Sixteen Horsepower – Live March 2001 – Review

sixteenhorsepower200Sixteen Horsepower

Live March 2001 (Alternative Tentacles)
By Craig Regala

This is a tough one for me. These guys aren’t casual listening and don’t get spun in the background washing dishes or at work checking in gonkulators. I listen to’m in the car, on headphones, or laying on the floor. I never saw’m live and was barely aware of the band as they existed. I’m not happy about this. I never saw Joy Division, The Ruts, or Lynyrd Skynyrd either. And I coulda. Failure is an option, so put in a little effort and experience something.

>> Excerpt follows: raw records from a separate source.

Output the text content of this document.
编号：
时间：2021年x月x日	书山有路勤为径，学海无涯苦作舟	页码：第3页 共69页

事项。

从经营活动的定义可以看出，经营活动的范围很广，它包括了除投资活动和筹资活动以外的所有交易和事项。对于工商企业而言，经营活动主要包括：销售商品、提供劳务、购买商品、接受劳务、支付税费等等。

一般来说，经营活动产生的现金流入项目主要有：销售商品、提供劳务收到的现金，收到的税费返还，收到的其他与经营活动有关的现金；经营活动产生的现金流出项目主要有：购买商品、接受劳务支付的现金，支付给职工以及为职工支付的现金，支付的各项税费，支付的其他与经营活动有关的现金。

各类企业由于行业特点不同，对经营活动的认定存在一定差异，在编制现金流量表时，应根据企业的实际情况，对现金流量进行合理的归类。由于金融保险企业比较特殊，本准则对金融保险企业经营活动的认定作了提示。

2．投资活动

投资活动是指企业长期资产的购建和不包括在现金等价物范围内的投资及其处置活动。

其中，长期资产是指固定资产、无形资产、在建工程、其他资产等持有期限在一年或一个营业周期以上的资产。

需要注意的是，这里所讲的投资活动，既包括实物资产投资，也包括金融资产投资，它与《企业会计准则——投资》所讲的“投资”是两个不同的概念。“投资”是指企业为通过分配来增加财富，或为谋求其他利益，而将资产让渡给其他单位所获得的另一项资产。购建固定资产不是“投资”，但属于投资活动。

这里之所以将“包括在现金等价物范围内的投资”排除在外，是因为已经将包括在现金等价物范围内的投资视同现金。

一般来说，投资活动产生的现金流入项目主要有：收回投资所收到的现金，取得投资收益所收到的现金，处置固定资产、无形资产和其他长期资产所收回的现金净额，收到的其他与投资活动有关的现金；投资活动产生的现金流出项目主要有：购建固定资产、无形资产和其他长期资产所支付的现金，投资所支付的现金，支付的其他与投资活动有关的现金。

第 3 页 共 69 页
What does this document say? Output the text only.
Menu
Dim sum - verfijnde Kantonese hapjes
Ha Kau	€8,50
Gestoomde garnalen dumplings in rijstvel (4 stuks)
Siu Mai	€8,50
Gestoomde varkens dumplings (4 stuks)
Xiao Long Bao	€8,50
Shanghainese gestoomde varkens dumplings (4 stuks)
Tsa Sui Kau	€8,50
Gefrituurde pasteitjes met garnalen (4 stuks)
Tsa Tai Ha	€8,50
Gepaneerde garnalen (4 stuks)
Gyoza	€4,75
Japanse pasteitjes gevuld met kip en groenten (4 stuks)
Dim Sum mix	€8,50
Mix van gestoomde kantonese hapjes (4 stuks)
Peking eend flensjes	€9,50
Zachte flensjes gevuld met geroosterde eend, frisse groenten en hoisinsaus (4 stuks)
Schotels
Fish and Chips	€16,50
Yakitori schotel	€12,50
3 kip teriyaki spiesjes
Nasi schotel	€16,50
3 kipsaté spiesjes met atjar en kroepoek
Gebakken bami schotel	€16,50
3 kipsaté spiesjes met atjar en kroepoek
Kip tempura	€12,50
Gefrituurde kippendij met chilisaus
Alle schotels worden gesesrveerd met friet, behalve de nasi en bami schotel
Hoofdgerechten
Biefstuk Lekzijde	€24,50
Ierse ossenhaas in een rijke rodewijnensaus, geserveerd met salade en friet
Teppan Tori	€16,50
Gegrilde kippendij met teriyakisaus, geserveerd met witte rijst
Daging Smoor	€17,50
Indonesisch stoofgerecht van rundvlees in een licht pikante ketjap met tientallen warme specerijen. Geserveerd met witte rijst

Don’t blow it like I did, kids, jump the fuck up. Gas is cheap and you’ll never have to curse the darkness if you stay up to see the dawn break. You can curse the day and rejoice in its stark light, as you should.

What Sixteen Horsepower do is hammer American roots music with a deep view into its disjointed and gruesome history. Abstracted and intensified, not a naturally seamless “Americana,” not a cultural consequence of small town/suburban reality, but one severed and run through the Wisconsin Book of the Dead*, Old Testament dread, and American Gothic. This is an art move in the most personal and best way, and it works. It works for age-old reasons: songwriting talent, the singer’s belief in his songs, and a musical approach driving home the point without capitulation to anything besides those songs. I can’t say much more or compare it to anything without fucking up. They do a straight cover of a Joy Division song, “24 hrs.”, and hit it like a doom-ridden cross between Fall and the second Violent Femmes LP. It sounds like the bio-pic of Joy Division singer Ian Curtis’ looks, and its indicative of the whole thing.

* Photographs and articles abstracted from newspapers in the upper Midwest during the 1880s depression, mainly concerning childrens’ death, insanity, starvation: General folks trying to make the best of a bad time and cracking apart. Included are photographs of children in little caskets with their eyes painted open.